In the UAE, Virtual Asset Service Providers (VASPs) must comply with international sanctions regimes including OFAC, EU, and UN lists, alongside UAE-specific AML/CFT laws under Federal Decree No. 20 of 2018, with enforcement by regulators like the Virtual Assets Regulatory Authority (VARA) in Dubai. [4][6][8] VASPs are required to screen customers, transactions, wallets, and blockchain addresses against these lists as part of mandatory KYC, transaction monitoring, and suspicious activity reporting to the UAE Financial Intelligence Unit (FIU).[6][8]

OFAC, EU, and UN Sanctions Compliance for VASPs

UAE VASPs must align with global standards, screening against OFAC's Specially Designated Nationals (SDN) List (including 50% ownership rule), UN sanctions lists, EU sanctions (e.g., under MiCA/Regulation (EU) 2023/1113 and AMLD5/6AMLD), and UK HMT lists to block prohibited transactions and entities.[5][6][7][8] This includes counterparty screening for Travel Rule compliance (FATF R.15/16, applicable from ~USD 1,000 or no threshold per jurisdiction), with UAE adopting FATF-aligned rules since 2018.[2][6][8] VARA mandates on-chain monitoring, wallet screening, and goAML STR reporting.[8]

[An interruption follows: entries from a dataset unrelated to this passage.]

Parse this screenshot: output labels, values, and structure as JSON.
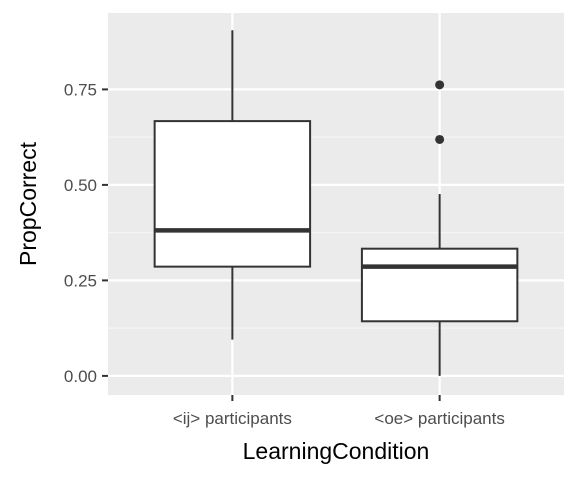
{
  "chart_data": {
    "type": "boxplot",
    "xlabel": "LearningCondition",
    "ylabel": "PropCorrect",
    "ylim": [
      -0.05,
      0.95
    ],
    "yticks": [
      0.0,
      0.25,
      0.5,
      0.75
    ],
    "ytick_labels": [
      "0.00",
      "0.25",
      "0.50",
      "0.75"
    ],
    "grid": true,
    "categories": [
      "<ij> participants",
      "<oe> participants"
    ],
    "boxes": [
      {
        "category": "<ij> participants",
        "whisker_low": 0.095,
        "q1": 0.286,
        "median": 0.381,
        "q3": 0.667,
        "whisker_high": 0.905,
        "outliers": []
      },
      {
        "category": "<oe> participants",
        "whisker_low": 0.0,
        "q1": 0.143,
        "median": 0.286,
        "q3": 0.333,
        "whisker_high": 0.476,
        "outliers": [
          0.619,
          0.762
        ]
      }
    ],
    "colors": {
      "panel": "#ebebeb",
      "grid_major": "#ffffff",
      "grid_minor": "#f5f5f5",
      "box_fill": "#ffffff",
      "box_line": "#333333",
      "tick_text": "#4d4d4d"
    }
  }
}
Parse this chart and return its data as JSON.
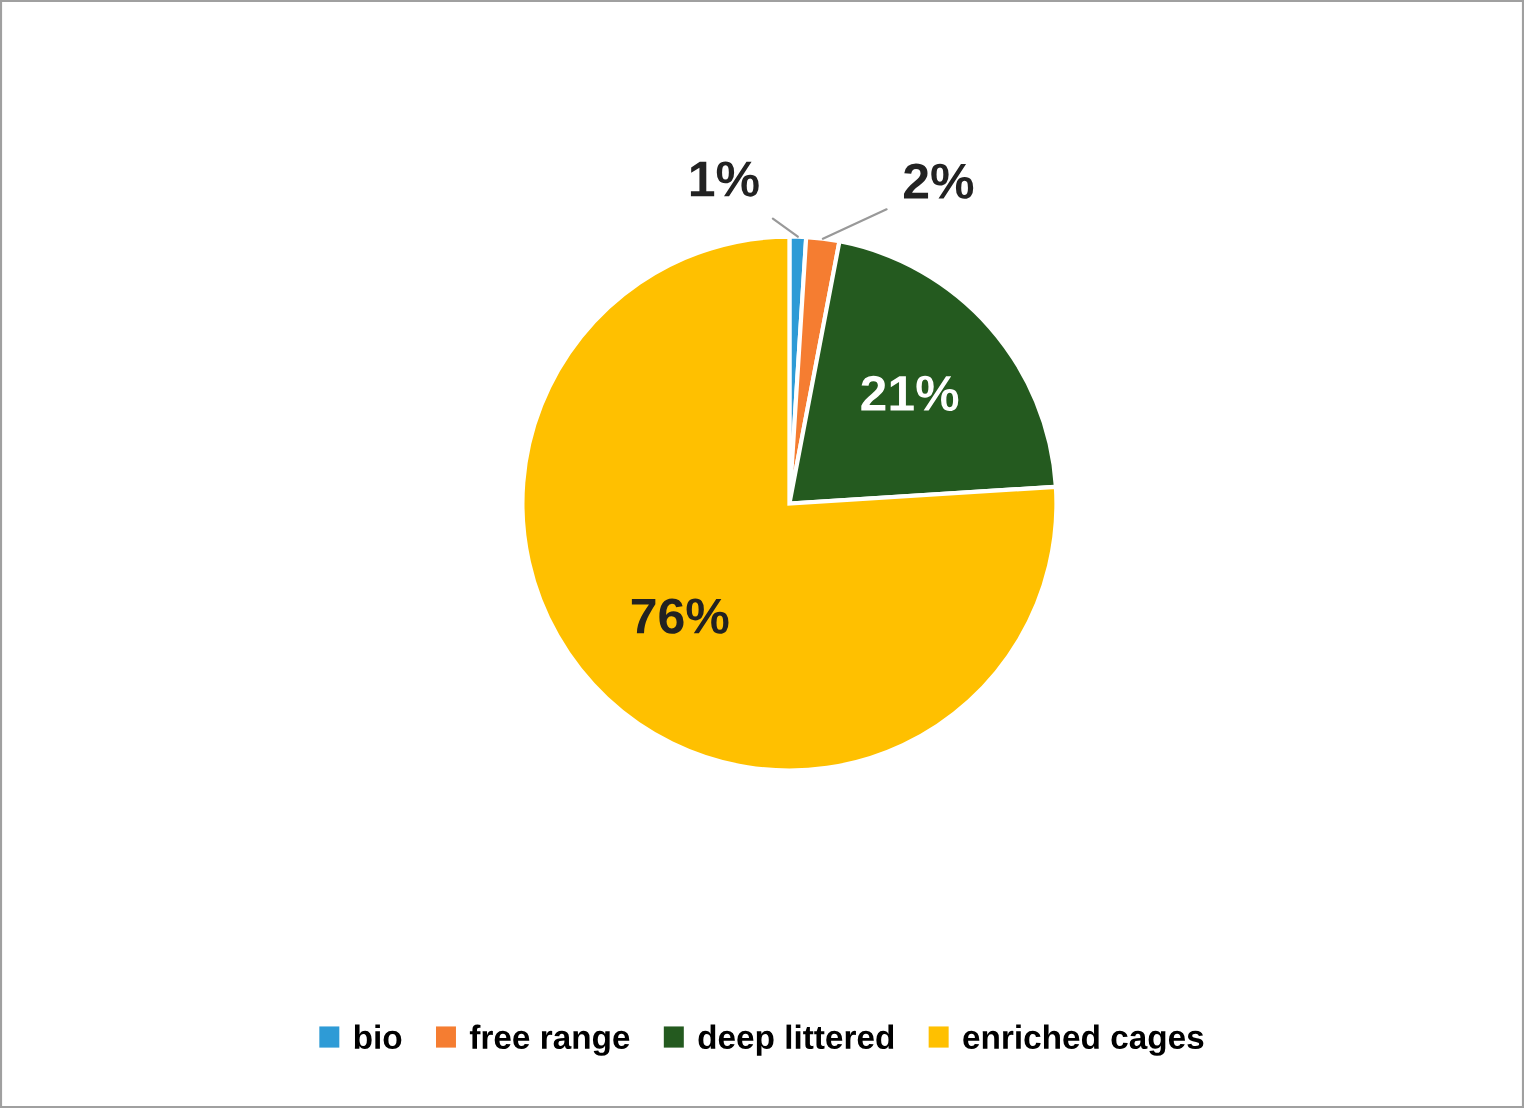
{
  "chart_data": {
    "type": "pie",
    "categories": [
      "bio",
      "free range",
      "deep littered",
      "enriched cages"
    ],
    "values": [
      1,
      2,
      21,
      76
    ],
    "colors": [
      "#2e9bd6",
      "#f57d31",
      "#245a1f",
      "#ffc000"
    ],
    "value_labels": [
      "1%",
      "2%",
      "21%",
      "76%"
    ],
    "legend": "bottom"
  }
}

Sanctioned Entity Screening Obligations

VASPs must conduct real-time screening of all virtual asset transactions, customers, and investors against UAE and international lists (OFAC, UN, EU, UK), including due diligence to detect fabricated documents or unlicensed VASP use.[4][6][8] Controls involve advanced tech for intercepting high-risk patterns, PEP screening, and reporting suspicious activity to the FIU.[4][8]

Geographic Restrictions

UAE VASPs face secondary sanctions risks from dealings with OFAC-prohibited jurisdictions (e.g., Iran, Syria, Cuba, Sudan, North Korea) or entities facilitating evasion, as seen in global cases like ShapeShift's $12.57M penalties for unscreened sanctioned jurisdiction traffic.[3][7] No UAE-specific geographic bans are detailed beyond international alignment, but unlicensed VASP transactions are targeted.[4]

Penalties for Violations

Violations trigger fines, business restrictions, license revocation, or forced closure; operating without VARA licensing exposes firms to these, plus OFAC civil/criminal penalties for SDN dealings.[3][7][8] UAE AML/CFT breaches under Federal Decree No. 20/2018 escalate with FATF non-compliance risks.[4][6]

Country-Specific Sanctions Lists for Crypto

UAE lacks a standalone crypto sanctions list but mandates screening against consolidated UAE lists plus international ones (OFAC SDN, UN, EU, UK-HMT); VARA enforces this for Dubai-licensed VASPs.[6][8] FATF Recommendations 5-7 support asset-freezing for sanctions.[5]

Key Legal References (UAE-focused; international via alignment):

• Federal Decree No. 20/2018 (AML/CFT): https://www.centralbank.ae/media/g5bgxlz5/joint-guidance-on-combating-the-use-of-unlicensed-virtual-asset-providers-in-the-uae-en.pdf [4]
• VARA Licensing Rules (AML/CFT/Sanctions): https://www.securevisanow.com/vara-license-dubai [8]
• UAE Central Bank Joint Guidance: Same URL as [4]
• OFAC SDN (UAE-applicable): https://ofac.treasury.gov/faqs/topic/1626 [7]

Note: Regulations evolve rapidly (e.g., post-2025 escalations); consult official UAE regulators like VARA or Central Bank for latest.[1][6]